Wasn't there an idea to have a separate encrypted user store with a
key that is only in ram?  When a person turns off their node or
computer the user store is essentially unreadable and would be erased
on next start-up?  Locally requested content would only be kept there.

On 9/22/05, Matthew Toseland <toad at amphibian.dyndns.org> wrote:
> On Thu, Sep 22, 2005 at 10:39:33PM +0100, Volodya Mozhenkov wrote:
> > Matthew Toseland wrote:
> > >That's not the point. We already intend to make HTL=0 attacks
> > >infeasible, and they go well beyond datastore probing (think social
> > >engineering with NIM forms, Frost posts; put a different KSK/SSK on each
> > >node).
> > >
> > >The point is, you can still time it, and there's no real way to beat
> > >timing attacks in this area.
> >
> > I'm getting lost once again. First i don't understand why that is not the
> > point, since if you simply not cache the data if it was requested locally,
> > then if it somehow can be proven that your node has requested the block,
> > and it is not in the datastore, then you were the requester; that
> > compromises anonymity, not increases it.
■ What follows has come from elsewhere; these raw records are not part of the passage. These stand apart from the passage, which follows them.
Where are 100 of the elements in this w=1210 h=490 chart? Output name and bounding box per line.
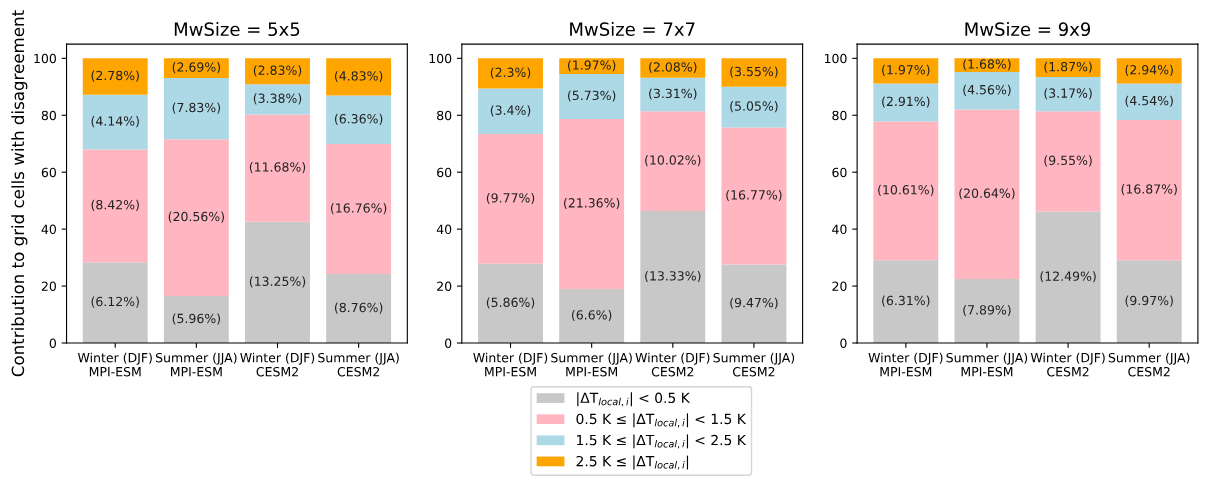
annotation: (3.55%) <box>730 66 778 78</box>
bar <box>640 210 706 343</box>
x-tick-label: Summer (JJA) CESM2 <box>1108 352 1190 377</box>
bar <box>163 139 229 297</box>
bar <box>559 73 625 119</box>
bar <box>559 288 625 343</box>
bar <box>1116 58 1182 84</box>
bar <box>1035 77 1101 112</box>
bar <box>478 58 543 89</box>
bar <box>873 58 939 84</box>
bar <box>163 58 229 78</box>
chart-title: MwSize = 7x7 <box>570 22 695 37</box>
annotation: (10.61%) <box>878 184 934 196</box>
y-tick-label: 40 <box>436 224 452 235</box>
bar <box>1035 111 1101 212</box>
x-tick-label: Winter (DJF) MPI-ESM <box>473 352 548 377</box>
bar <box>873 121 939 261</box>
y-tick-label: 0 <box>840 338 847 348</box>
annotation: (3.4%) <box>490 105 531 117</box>
legend-label: 1.5 K ≤ |ΔT$_{local,i}$| < 2.5 K <box>577 434 747 449</box>
annotation: (8.42%) <box>91 199 139 211</box>
bar <box>326 95 392 145</box>
annotation: (6.36%) <box>334 113 383 125</box>
x-tick-label: Summer (JJA) MPI-ESM <box>155 352 237 377</box>
annotation: (4.83%) <box>334 70 383 83</box>
annotation: (9.47%) <box>730 297 778 309</box>
annotation: (16.76%) <box>331 203 387 215</box>
annotation: (4.54%) <box>1125 95 1173 107</box>
bar <box>954 278 1020 343</box>
annotation: (13.33%) <box>645 270 701 283</box>
bar <box>82 149 148 263</box>
y-tick-label: 80 <box>41 110 56 121</box>
bar <box>326 274 392 343</box>
bar <box>1116 260 1182 343</box>
bar <box>721 127 787 265</box>
y-axis-title: Contribution to grid cells with disagreement <box>11 10 28 377</box>
x-tick-label: Summer (JJA) MPI-ESM <box>551 352 632 377</box>
bar <box>326 58 392 96</box>
bar <box>82 94 148 150</box>
bar <box>163 77 229 140</box>
y-tick-label: 100 <box>429 53 452 64</box>
annotation: (1.97%) <box>568 60 616 72</box>
annotation: (20.56%) <box>168 211 224 223</box>
x-tick-label: Winter (DJF) CESM2 <box>635 352 710 377</box>
bar <box>245 84 310 115</box>
bar <box>721 86 787 128</box>
bar <box>245 58 310 85</box>
annotation: (12.49%) <box>1040 271 1096 283</box>
annotation: (6.6%) <box>571 309 612 322</box>
annotation: (11.68%) <box>249 162 306 174</box>
annotation: (6.31%) <box>882 295 930 307</box>
legend-label: |ΔT$_{local,i}$| < 0.5 K <box>577 392 691 407</box>
bar <box>954 72 1020 110</box>
bar <box>721 58 787 87</box>
annotation: (9.97%) <box>1125 295 1173 307</box>
chart-title: MwSize = 5x5 <box>174 22 300 37</box>
annotation: (8.76%) <box>334 302 383 314</box>
annotation: (5.05%) <box>730 101 778 113</box>
chart-title: MwSize = 9x9 <box>965 22 1091 37</box>
annotation: (3.38%) <box>253 93 302 105</box>
annotation: (9.77%) <box>486 192 535 205</box>
y-tick-label: 0 <box>444 338 452 348</box>
annotation: (4.56%) <box>963 84 1011 96</box>
bar <box>245 114 310 222</box>
annotation: (3.17%) <box>1044 88 1092 100</box>
y-tick-label: 20 <box>437 281 452 291</box>
annotation: (5.86%) <box>486 297 535 309</box>
bar <box>873 260 939 343</box>
annotation: (3.31%) <box>649 88 697 100</box>
legend-label: 2.5 K ≤ |ΔT$_{local,i}$| <box>576 455 689 470</box>
annotation: (16.87%) <box>1121 184 1177 196</box>
annotation: (5.73%) <box>568 90 616 102</box>
bar <box>640 77 706 112</box>
x-tick-label: Winter (DJF) MPI-ESM <box>77 352 152 377</box>
bar <box>640 58 706 78</box>
annotation: (2.78%) <box>91 70 139 82</box>
annotation: (13.25%) <box>249 276 306 288</box>
bar <box>478 263 543 343</box>
annotation: (2.91%) <box>882 96 930 108</box>
y-tick-label: 40 <box>832 224 847 235</box>
annotation: (21.36%) <box>564 197 620 210</box>
annotation: (2.83%) <box>253 65 302 77</box>
annotation: (2.69%) <box>172 62 221 74</box>
bar <box>1035 211 1101 343</box>
annotation: (6.12%) <box>91 296 139 308</box>
y-tick-label: 100 <box>34 53 56 64</box>
x-tick-label: Summer (JJA) CESM2 <box>318 352 399 377</box>
annotation: (10.02%) <box>645 155 701 167</box>
y-tick-label: 60 <box>437 167 452 178</box>
bar <box>1116 83 1182 121</box>
annotation: (7.89%) <box>963 304 1011 317</box>
x-tick-label: Winter (DJF) MPI-ESM <box>868 352 943 377</box>
annotation: (2.3%) <box>490 67 531 79</box>
annotation: (5.96%) <box>172 313 221 325</box>
bar <box>163 296 229 343</box>
annotation: (20.64%) <box>959 188 1015 200</box>
bar <box>1035 58 1101 78</box>
annotation: (16.77%) <box>726 189 782 202</box>
bar <box>559 118 625 289</box>
bar <box>721 264 787 343</box>
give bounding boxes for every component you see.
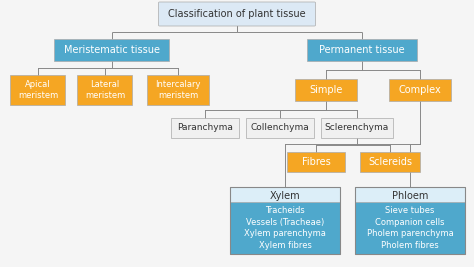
- Text: Fibres: Fibres: [301, 157, 330, 167]
- FancyBboxPatch shape: [389, 79, 451, 101]
- Text: Sclereids: Sclereids: [368, 157, 412, 167]
- Text: Classification of plant tissue: Classification of plant tissue: [168, 9, 306, 19]
- FancyBboxPatch shape: [147, 75, 209, 105]
- Bar: [230, 202, 340, 254]
- Bar: [355, 202, 465, 254]
- Text: Phloem: Phloem: [392, 191, 428, 201]
- FancyBboxPatch shape: [55, 39, 170, 61]
- Text: Tracheids
Vessels (Tracheae)
Xylem parenchyma
Xylem fibres: Tracheids Vessels (Tracheae) Xylem paren…: [244, 206, 326, 250]
- Bar: [355, 187, 465, 254]
- FancyBboxPatch shape: [10, 75, 65, 105]
- Text: Permanent tissue: Permanent tissue: [319, 45, 405, 55]
- Text: Intercalary
meristem: Intercalary meristem: [155, 80, 201, 100]
- FancyBboxPatch shape: [321, 118, 393, 138]
- FancyBboxPatch shape: [360, 152, 420, 172]
- FancyBboxPatch shape: [78, 75, 133, 105]
- Bar: [230, 187, 340, 205]
- FancyBboxPatch shape: [287, 152, 345, 172]
- FancyBboxPatch shape: [295, 79, 357, 101]
- FancyBboxPatch shape: [246, 118, 314, 138]
- FancyBboxPatch shape: [171, 118, 239, 138]
- Text: Xylem: Xylem: [270, 191, 301, 201]
- Text: Paranchyma: Paranchyma: [177, 124, 233, 132]
- Text: Simple: Simple: [310, 85, 343, 95]
- Bar: [355, 187, 465, 205]
- Text: Meristematic tissue: Meristematic tissue: [64, 45, 160, 55]
- Text: Lateral
meristem: Lateral meristem: [85, 80, 125, 100]
- Text: Apical
meristem: Apical meristem: [18, 80, 58, 100]
- FancyBboxPatch shape: [307, 39, 417, 61]
- Text: Collenchyma: Collenchyma: [251, 124, 310, 132]
- Text: Complex: Complex: [399, 85, 441, 95]
- Text: Sclerenchyma: Sclerenchyma: [325, 124, 389, 132]
- Bar: [230, 187, 340, 254]
- Text: Sieve tubes
Companion cells
Pholem parenchyma
Pholem fibres: Sieve tubes Companion cells Pholem paren…: [366, 206, 453, 250]
- FancyBboxPatch shape: [158, 2, 316, 26]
Second, i don't see what you have
> > meant by the social engineering with nim/frost.
>
> If they bust your node and get your store, or even if they can probe it,
> then they can prove what you've been downloading, with some degree of
> confidence (because you have *all of it*). This is the Register attack.
> This is what not caching locally requested files is working against.
> --
> Matthew J Toseland - toad at amphibian.dyndns.org
> Freenet Project Official Codemonkey - http://freenetproject.org/
> ICTHUS - Nothing is impossible. Our Boss says so.